Posted by Ilyka at July 28, 2005 03:36 AM in in praise of idleness | TrackBack
Comments

There's an interesting point to the Guns and Butter stuff that a lot of people don't get.

Even if John Grisham can write trite, hacky pop songs faster than Courtney Love, it makes sense for him to stick to trite, hacky legal fiction if he can make more money that way, even though he now has to pay for his hacky pop instead of making money from it.

So if country A makes both guns and butter cheaper than country B, and they are more better at making guns, it makes sense for them to concentrate on the guns and import the butter - even though the butter would be cheaper if they made it themselves.

(Also, if you have enough guns you can steal country B's butter.)

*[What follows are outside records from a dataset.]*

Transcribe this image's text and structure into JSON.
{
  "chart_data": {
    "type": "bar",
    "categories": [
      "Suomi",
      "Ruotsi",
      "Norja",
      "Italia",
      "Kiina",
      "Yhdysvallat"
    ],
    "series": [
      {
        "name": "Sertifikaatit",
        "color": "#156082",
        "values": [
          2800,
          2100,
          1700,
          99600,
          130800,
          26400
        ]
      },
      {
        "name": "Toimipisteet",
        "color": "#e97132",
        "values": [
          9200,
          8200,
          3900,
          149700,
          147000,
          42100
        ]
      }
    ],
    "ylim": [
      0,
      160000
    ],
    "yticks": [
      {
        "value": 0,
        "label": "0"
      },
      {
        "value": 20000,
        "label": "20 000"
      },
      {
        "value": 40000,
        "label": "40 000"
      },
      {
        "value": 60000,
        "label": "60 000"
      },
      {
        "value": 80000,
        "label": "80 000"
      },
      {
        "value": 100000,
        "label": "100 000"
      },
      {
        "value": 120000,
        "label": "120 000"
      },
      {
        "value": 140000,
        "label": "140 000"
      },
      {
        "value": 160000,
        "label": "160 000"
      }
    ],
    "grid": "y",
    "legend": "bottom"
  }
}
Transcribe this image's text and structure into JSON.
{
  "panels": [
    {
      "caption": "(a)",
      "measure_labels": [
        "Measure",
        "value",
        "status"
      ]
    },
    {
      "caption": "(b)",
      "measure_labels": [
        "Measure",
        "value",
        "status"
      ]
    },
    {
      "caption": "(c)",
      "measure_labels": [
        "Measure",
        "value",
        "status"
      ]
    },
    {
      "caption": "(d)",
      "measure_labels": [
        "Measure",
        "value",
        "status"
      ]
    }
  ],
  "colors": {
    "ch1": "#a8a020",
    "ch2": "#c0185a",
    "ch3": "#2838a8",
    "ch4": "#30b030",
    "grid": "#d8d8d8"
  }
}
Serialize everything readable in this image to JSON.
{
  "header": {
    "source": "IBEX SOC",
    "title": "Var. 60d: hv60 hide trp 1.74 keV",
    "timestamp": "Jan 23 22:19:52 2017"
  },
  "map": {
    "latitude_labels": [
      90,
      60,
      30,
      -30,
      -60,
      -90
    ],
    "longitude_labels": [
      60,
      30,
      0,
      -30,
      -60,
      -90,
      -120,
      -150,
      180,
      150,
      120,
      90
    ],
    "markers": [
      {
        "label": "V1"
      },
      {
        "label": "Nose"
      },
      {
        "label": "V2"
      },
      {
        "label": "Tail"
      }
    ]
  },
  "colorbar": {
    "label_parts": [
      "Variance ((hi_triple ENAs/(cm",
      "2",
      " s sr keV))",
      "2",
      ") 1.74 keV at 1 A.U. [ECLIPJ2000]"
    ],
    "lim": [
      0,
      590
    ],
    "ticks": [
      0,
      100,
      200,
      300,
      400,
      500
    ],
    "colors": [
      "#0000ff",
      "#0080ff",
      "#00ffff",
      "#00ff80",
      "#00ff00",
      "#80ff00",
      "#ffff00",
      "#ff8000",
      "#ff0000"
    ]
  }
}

Posted by: Pixy Misa at July 28, 2005 07:29 AM

Even if John Grisham can write trite, hacky pop songs faster than Courtney Love, it makes sense for him to stick to trite, hacky legal fiction if he can make more money that way

Ah-HA! Even more ammo: I can make more money typing ER, even though acute care pays more--quit a bit more--because my increased speed at ER more than compensates for the higher production rate given acute care.

But if I made that argument, I'd just hear a bunch of fluff about me not being a team player.

If I had enough guns I could . . . no, no, we will not speak of it, not even in jest. Which it would be in.

Mostly.

Posted by: ilyka at July 28, 2005 08:17 AM

Sounds like somebody needs a little ditty to remind them of the wonders of medical terminology.

Posted by: Jim at July 28, 2005 11:27 AM

Jim, all that does is make me imagine some dude from Delhi trying to pronounce "cremasteric reflex."

Which, actually, is somewhat funny.

Posted by: ilyka at July 28, 2005 06:19 PM

People are emailing you because damn near every job starts to suck when you've worked there long enough, and the grass is greener, yadda.

Hell, I've had people ask me how I got the job I had last year, and I'm always like, are you kidding? Haven't you read my blog?